←back to thread

358 points tkgally | 2 comments | | HN request time: 0.611s | source

The use of the em dash (—) now raises suspicions that a text might have been AI-generated. Inspired by a suggestion from dang [1], I created a leaderboard of HN users according to how many of their posts before November 30, 2022—that is, before the release of ChatGPT—contained em dashes. Dang himself comes in number 2—by a very slim margin.

Credit to Claude Code for showing me how to search the HN database through Google BigQuery and for writing the HTML for the leaderboard.

[1] https://news.ycombinator.com/item?id=45053933

1. latexr ◴[] No.45071981[source]
I’d be interested in seeing how the data changes if instead of the total raw number of posts with em-dashes you instead check for their percentage considering the total number of posts. I guess the folks who registered later would be bumped up the list?
replies(1): >>45075006 #
2. svat ◴[] No.45075006[source]
Try it here (you may have to create a Google Cloud project, but you don't have to enable billing or start the free trial):

https://console.cloud.google.com/bigquery?p=bigquery-public-...

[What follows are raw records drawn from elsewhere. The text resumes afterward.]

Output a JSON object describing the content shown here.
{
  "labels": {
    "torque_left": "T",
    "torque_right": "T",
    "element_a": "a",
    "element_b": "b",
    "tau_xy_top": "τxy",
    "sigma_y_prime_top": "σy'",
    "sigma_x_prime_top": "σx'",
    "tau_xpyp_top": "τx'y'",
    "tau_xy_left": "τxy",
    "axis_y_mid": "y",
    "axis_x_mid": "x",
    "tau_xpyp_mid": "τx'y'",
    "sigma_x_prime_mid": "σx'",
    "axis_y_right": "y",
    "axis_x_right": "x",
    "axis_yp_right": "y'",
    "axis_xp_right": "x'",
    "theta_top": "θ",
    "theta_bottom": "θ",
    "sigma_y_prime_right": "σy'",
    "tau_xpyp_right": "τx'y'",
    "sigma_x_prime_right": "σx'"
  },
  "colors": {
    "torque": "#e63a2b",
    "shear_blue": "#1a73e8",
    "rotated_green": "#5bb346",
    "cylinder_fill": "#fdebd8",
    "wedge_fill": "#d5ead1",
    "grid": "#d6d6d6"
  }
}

Click on the `+` (white over blue background) in the tab bar at the top that says "SQL query" on popup, and type the following (I use the GoogleSQL pipe syntax (https://cloud.google.com/bigquery/docs/reference/standard-sq... / https://news.ycombinator.com/item?id=41347188) below, but you can also use standard SQL if you prefer):

    FROM `bigquery-public-data.hacker_news.full` 
    |> WHERE type = 'comment' AND timestamp < '2022-11-30'
    |> AGGREGATE COUNT(*) AS total, COUNTIF(text LIKE '%—%') AS with_em GROUP BY `by`
    |> EXTEND with_em / total AS fraction_with_em
    |> ORDER BY fraction_with_em DESC
    |> WHERE total > 100 AND fraction_with_em > 0.1
(I'm in place 47 of the 516 results, with 0.29 of my comments (258 of 875) having an em dash in them.)

Edit: As you also asked about timestamps:

    FROM `bigquery-public-data.hacker_news.full`
    |> WHERE type = 'comment' AND timestamp < '2022-11-30'
    |> EXTEND text LIKE '%—%' AS has_em
    |> AGGREGATE
        COUNT(*) AS total,
        COUNTIF(has_em) AS with_em,
        MIN(timestamp) AS first_comment_timestamp,
        MIN(IF(has_em, timestamp, NULL)) AS first_em_timestamp,
        TIMESTAMP_SECONDS(CAST(AVG(time) AS INT64)) AS avg_comment_timestamp,
        TIMESTAMP_SECONDS(CAST(AVG(IF(has_em, time, NULL)) AS INT64)) AS avg_em_timestamp,
      GROUP BY `by`
    |> EXTEND with_em / total AS fraction_with_em
    |> ORDER BY fraction_with_em DESC
    |> WHERE total > 100 AND fraction_with_em > 0.1
for most people the average timestamp is just the midpoint of when they started posting (with em dashes) and the cutoff date of 2022-11-30, and the top-place user zmgsabst stands out for having started only in late January 2022.